He was a striking looking man over six feet tall with short fair hair. I don’t remember the colour of his eyes – men don’t bother much about those things.
I have a good ear for accents so when we first got talking I pegged him straight away; Home Counties, Marlborough or Eton College, Oxford University and clearly an English aristocrat.
But he had a strange lilt to his accent that I thought was perhaps South African. I had also pegged him as a Sandhurst graduate; a British Army officer, but I was wrong there. That was something in his demeanor and his way of talking; his ADN I think.
And yet he was not arrogant at all and certainly not a snob. He seemed to have a quality of wisdom about him – like he had seen it all.
He had a flat in London at the time on the bank of the river Thames – in the high-rise building just by Vauxhall Bridge adjacent to the massive headquarters of MI5.
When I got out of the army I went to live in London. He owned a soft-drinks factory in Berkshire and he gave me a job selling his products, so I moved there and lived on my own in a little cottage that I rented.
One Friday night we went out for a few drinks together and I mentioned that I was born in Australia. He was quite surprised and replied “But you have no trace at all of an Aussie accent.” I explained that although I was born there my parents had left for Europe when I was just four years old.
He replied “I lived there too for several years; in the Kimberley region – on a cattle station that my father owns.”
I was intrigued and asked him to tell me more.
He had indeed attended Marlborough College. His father was a retired Royal Navy Admiral and one-time aide to Churchill during the war who was rewarded with a Barony.

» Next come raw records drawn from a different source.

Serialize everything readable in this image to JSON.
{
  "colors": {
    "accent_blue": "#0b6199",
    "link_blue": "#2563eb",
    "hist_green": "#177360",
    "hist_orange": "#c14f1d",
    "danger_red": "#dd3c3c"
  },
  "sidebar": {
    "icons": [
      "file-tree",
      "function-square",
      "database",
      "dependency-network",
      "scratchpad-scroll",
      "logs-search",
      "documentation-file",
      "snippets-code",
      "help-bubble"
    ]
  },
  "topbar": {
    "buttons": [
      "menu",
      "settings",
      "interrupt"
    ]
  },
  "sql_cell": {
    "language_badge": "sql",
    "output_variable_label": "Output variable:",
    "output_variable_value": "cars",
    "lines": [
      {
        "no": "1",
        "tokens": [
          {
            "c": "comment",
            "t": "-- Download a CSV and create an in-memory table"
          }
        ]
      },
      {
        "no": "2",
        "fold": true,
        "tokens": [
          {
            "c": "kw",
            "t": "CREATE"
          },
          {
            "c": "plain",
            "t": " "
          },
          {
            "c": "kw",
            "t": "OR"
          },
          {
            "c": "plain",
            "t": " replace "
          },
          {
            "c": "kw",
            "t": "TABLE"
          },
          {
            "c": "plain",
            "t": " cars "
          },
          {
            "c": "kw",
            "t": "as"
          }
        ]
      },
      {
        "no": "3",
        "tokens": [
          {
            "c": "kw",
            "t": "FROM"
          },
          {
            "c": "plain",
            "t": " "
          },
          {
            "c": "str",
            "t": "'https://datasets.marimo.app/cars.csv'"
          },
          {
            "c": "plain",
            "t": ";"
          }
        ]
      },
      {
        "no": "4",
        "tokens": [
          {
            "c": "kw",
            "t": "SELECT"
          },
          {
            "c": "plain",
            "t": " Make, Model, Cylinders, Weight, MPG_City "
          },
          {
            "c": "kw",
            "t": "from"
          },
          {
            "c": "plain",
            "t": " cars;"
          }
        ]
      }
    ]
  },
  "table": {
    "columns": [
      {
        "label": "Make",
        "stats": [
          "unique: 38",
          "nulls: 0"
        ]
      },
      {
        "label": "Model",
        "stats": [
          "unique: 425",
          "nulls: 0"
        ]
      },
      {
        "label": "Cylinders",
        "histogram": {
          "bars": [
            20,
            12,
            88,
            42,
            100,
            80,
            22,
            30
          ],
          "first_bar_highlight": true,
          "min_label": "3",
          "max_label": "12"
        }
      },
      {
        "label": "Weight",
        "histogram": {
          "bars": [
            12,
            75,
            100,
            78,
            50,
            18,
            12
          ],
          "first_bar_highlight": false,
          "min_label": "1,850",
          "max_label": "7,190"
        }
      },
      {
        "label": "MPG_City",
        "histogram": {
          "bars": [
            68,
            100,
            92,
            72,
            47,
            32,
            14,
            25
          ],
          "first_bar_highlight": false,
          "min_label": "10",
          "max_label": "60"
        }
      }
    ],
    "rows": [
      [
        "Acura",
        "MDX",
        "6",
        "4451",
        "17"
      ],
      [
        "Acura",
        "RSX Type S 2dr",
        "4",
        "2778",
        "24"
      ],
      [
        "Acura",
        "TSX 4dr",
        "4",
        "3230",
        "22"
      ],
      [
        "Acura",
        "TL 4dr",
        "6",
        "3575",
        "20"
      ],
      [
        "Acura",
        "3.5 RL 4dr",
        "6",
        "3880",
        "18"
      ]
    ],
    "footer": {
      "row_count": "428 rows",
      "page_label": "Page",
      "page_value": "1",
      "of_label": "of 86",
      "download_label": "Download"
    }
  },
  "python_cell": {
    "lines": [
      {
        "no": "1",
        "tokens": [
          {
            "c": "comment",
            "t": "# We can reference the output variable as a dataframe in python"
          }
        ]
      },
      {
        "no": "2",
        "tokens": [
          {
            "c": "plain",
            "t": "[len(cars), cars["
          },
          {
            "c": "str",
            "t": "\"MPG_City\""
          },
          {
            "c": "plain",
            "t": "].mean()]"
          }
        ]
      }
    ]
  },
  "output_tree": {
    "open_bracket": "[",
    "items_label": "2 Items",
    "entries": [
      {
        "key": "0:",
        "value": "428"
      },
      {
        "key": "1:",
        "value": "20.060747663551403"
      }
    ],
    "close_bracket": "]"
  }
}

He tried to join the Navy but failed the entrance exams. In despair his father gave up on him and bought him a one-way ticket to Australia to work as a Jackaroo on his vast cattle station – a property located hundreds of miles from Perth. And he had no choice but to go. It was at the very end of the world.
So he moved out and made his own camp near to a billabong where he met an aboriginal girl (indigenous as we say now). They fell in love and lived together for over two years among the tribe.
He had an older brother in England who was the heir to the family fortune and estates. But he broke his neck in a bad fall from his horse in a hunting accident and died instantly.
His father sent him a telegram saying ‘Come home your brother is dead.’ So he packed the very few possessions he owned into his rucksack and went back to London by ship from Fremantle.
I was unhappy in my job. I did my best to sell soft-drinks for him but it was just not my thing and the awful weather in England was the last straw for me – I wanted to go somewhere with a future where the weather was warm.
One morning in the office in the middle of the freezing winter he laid an envelope on my desk and said “Good luck Downunder.” and he smiled with a broad grin.
It was a one-way ticket to Sydney and one hundred pounds in cash.
Not long after I had left for Australia his father died and he inherited the title and everything else.
He flew to Perth and sold the cattle station (probably for a song) and then he caught a flight to Sydney to visit me and see how I was doing – that is a great friend.
They wrote a song about him in the Kimberley. I don’t know what it is called but several people I know have told me they have heard it in the outback hotels and pubs and know the legend of the man.
Fifty years past he is still much respected there to this day for his humility and his love of the people of those sacred lands.
You see the concept of life and time is different for the aborigines. They do not live their lives in terms of money like we do.
Their time is infinite. They believe that the earth, the animals and trees, the heavens and the stars are all one. It is their Dreamtime, and it belongs to them.